In his early 30s he enrolled at the University of Nebraska at Omaha to learn computers. He joined younger brother Jeff Sauvageau in MSI Systems Integrators, and the company grew beyond their imagination.

In 2000, at 43, Phil bought the house where they had grown up, near 58th Street and Underwood Avenue. Life was good.

He had quit drinking in his early 30s, he said, and had ceased smoking, too. But a health exam for life insurance in 2000 detected hepatitis C, though he had no symptoms. He was treated and cured, but years later was found to have "latent TB," or tuberculosis.

He was treated with the drug interferon alpha, he said, and became one of the few for whom a side effect led to pulmonary fibrosis, a scarring of the lungs. (Strah said it's not known for certain if the "rare but well-described side effect" caused his pulmonary fibrosis, but it is probable.)

Sauvageau visited the Mayo Clinic in Rochester, Minnesota, and the University of Iowa's medical center in Iowa City.

Because of the apparently drug-induced pulmonary fibrosis, he said, his health began deteriorating in 2012.

He eventually needed portable oxygen, and it became more and more difficult to move about. He was pleased to learn that the med center in Omaha was preparing to renew its lung-transplant program.

His and Emily's children are Colette Siner, Janelle Risdon, and Michelle and Nick Sauvageau. Michelle is engaged to be married April 16, and because her father thought he might not be around for her wedding, she posed with him in church for wedding-type photos.

On the evening of Jan. 23, the family had picked up pizza at La Casa, and Phil got a call at home at 6:15 p.m. Nurse coordinator Bobbi Heffelfinger urged him to get to the hospital.

Before long, he said, his room there was filled with what seemed like dozens of medical people, happily anticipating a positive outcome.

Two Catholic priests visited, and he received the sacrament of the sick, previously called the last rites. He felt no stress, he said, and was at peace with whatever outcome.

Since the double-lung transplant, he has gradually walked hospital hallways more each day, achieving his goal of one mile on Sunday. He was happy to get home Monday night.

Dr. Strah said the prognosis is good and Sauvageau will receive long-term follow-up care. That includes testing and pulmonary rehabilitation every day for the next several months, and then checkups every few months for the rest of his life.

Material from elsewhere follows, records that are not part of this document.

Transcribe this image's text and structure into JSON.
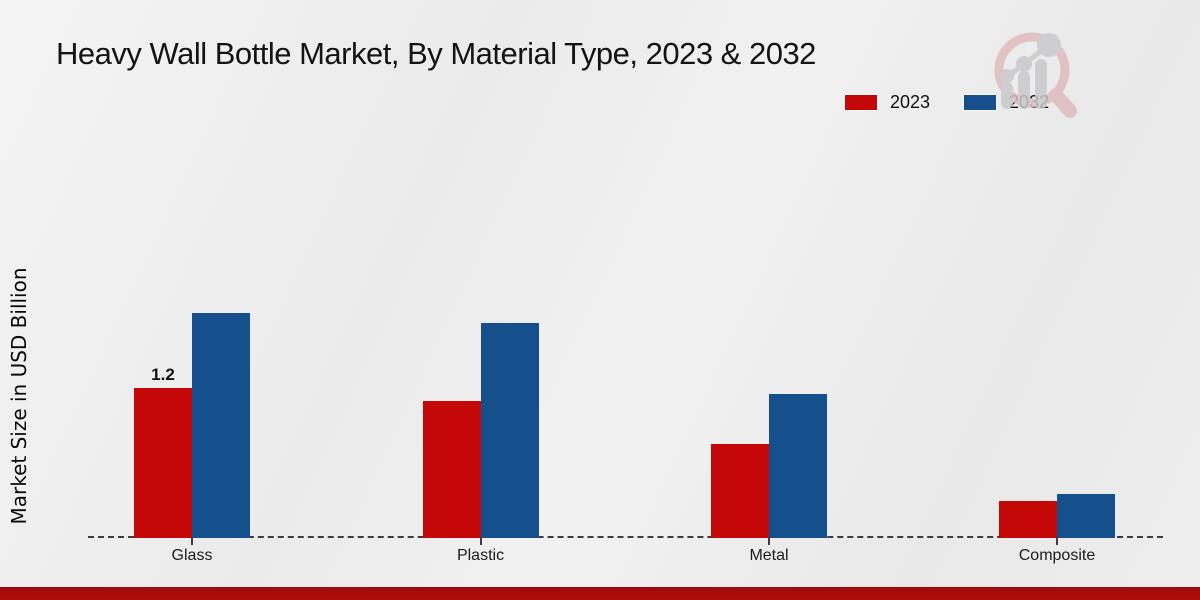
{
  "title": "Heavy Wall Bottle Market, By Material Type, 2023 & 2032",
  "y_axis_label": "Market Size in USD Billion",
  "legend": {
    "position": "top-right",
    "items": [
      {
        "label": "2023",
        "color": "#c40808"
      },
      {
        "label": "2032",
        "color": "#15508c"
      }
    ]
  },
  "colors": {
    "series_2023": "#c40808",
    "series_2032": "#15508c",
    "footer_bar": "#b00d0d",
    "baseline": "#3d3d3d",
    "background": "#ededee"
  },
  "watermark": {
    "name": "market-research-magnifier-logo"
  },
  "chart_data": {
    "type": "bar",
    "categories": [
      "Glass",
      "Plastic",
      "Metal",
      "Composite"
    ],
    "series": [
      {
        "name": "2023",
        "color": "#c40808",
        "values": [
          1.2,
          1.1,
          0.75,
          0.3
        ]
      },
      {
        "name": "2032",
        "color": "#15508c",
        "values": [
          1.8,
          1.72,
          1.15,
          0.35
        ]
      }
    ],
    "data_labels": [
      {
        "series": "2023",
        "category": "Glass",
        "text": "1.2"
      }
    ],
    "title": "Heavy Wall Bottle Market, By Material Type, 2023 & 2032",
    "xlabel": "",
    "ylabel": "Market Size in USD Billion",
    "ylim": [
      0,
      2.0
    ],
    "grid": false,
    "y_axis_ticks_visible": false,
    "baseline_style": "dashed",
    "legend_position": "top-right"
  }
}
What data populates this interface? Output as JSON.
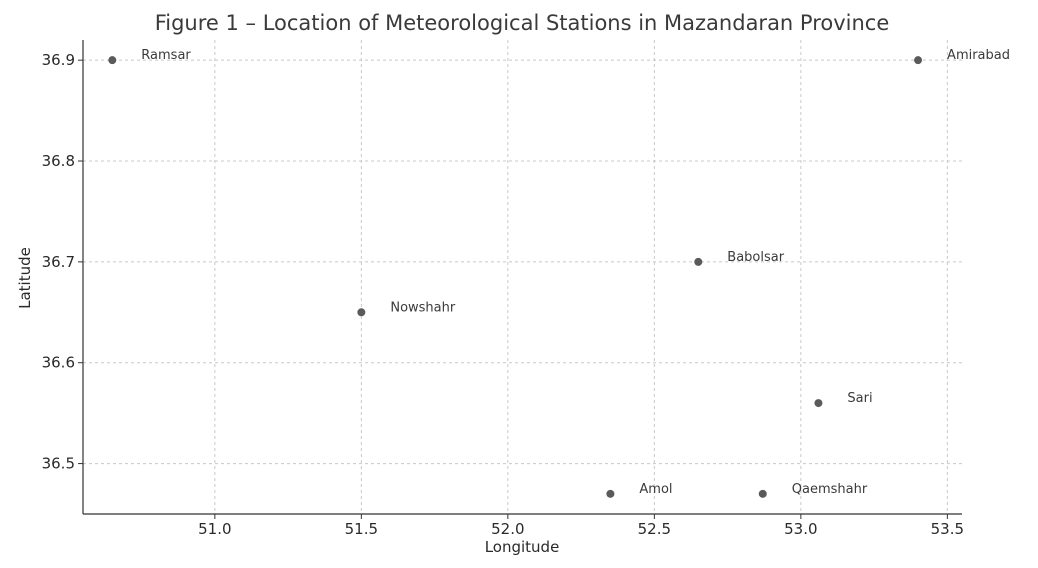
{
  "chart_data": {
    "type": "scatter",
    "title": "Figure 1 – Location of Meteorological Stations in Mazandaran Province",
    "xlabel": "Longitude",
    "ylabel": "Latitude",
    "xlim": [
      50.55,
      53.55
    ],
    "ylim": [
      36.45,
      36.92
    ],
    "xticks": [
      51.0,
      51.5,
      52.0,
      52.5,
      53.0,
      53.5
    ],
    "xtick_labels": [
      "51.0",
      "51.5",
      "52.0",
      "52.5",
      "53.0",
      "53.5"
    ],
    "yticks": [
      36.5,
      36.6,
      36.7,
      36.8,
      36.9
    ],
    "ytick_labels": [
      "36.5",
      "36.6",
      "36.7",
      "36.8",
      "36.9"
    ],
    "grid": true,
    "marker_color": "#5a5a5a",
    "points": [
      {
        "label": "Ramsar",
        "x": 50.65,
        "y": 36.9
      },
      {
        "label": "Amirabad",
        "x": 53.4,
        "y": 36.9
      },
      {
        "label": "Babolsar",
        "x": 52.65,
        "y": 36.7
      },
      {
        "label": "Nowshahr",
        "x": 51.5,
        "y": 36.65
      },
      {
        "label": "Sari",
        "x": 53.06,
        "y": 36.56
      },
      {
        "label": "Amol",
        "x": 52.35,
        "y": 36.47
      },
      {
        "label": "Qaemshahr",
        "x": 52.87,
        "y": 36.47
      }
    ]
  }
}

Patients who survive their first year after a transplant are typically expected to live seven or eight years. But Strah said she has seen patients who received transplants 10 or 20 years ago and still are in relatively good health.

"Phil is a determined guy," said brother Jeff. "He's been a really amazing leader in the business and the family. After the transplant, it was great to see him laughing and joking again."

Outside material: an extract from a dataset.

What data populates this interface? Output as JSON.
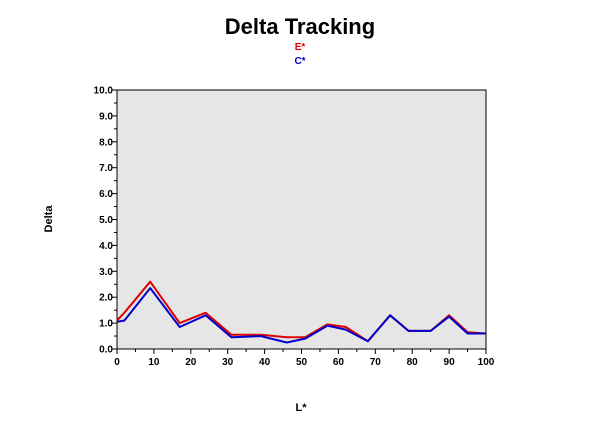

Jeff and Phil sold their company to a Texas competitor, and Phil retired a couple of years ago. The musical brothers plan to carry out a long-delayed plan to record a CD together in a studio.

Guitar-playing Phil, who wrote and sang songs for his two older daughters' weddings, now plans to do so for Michelle, whom he will walk down the aisle of St. Cecilia Cathedral in two months.

His accurate prediction that lungs would arrive for him Jan. 23 has been the talk of the transplant program. It may have been just an amazing coincidence, but many physicians don't discount the value of faith.

"It probably does help people," said Siddique, who was born in England. "There are reasons to think faith may give people a little more ability to deal with ups and downs, and it can help people get through tough times."

Phil Sauvageau has endured tough times. But now he can breathe easier.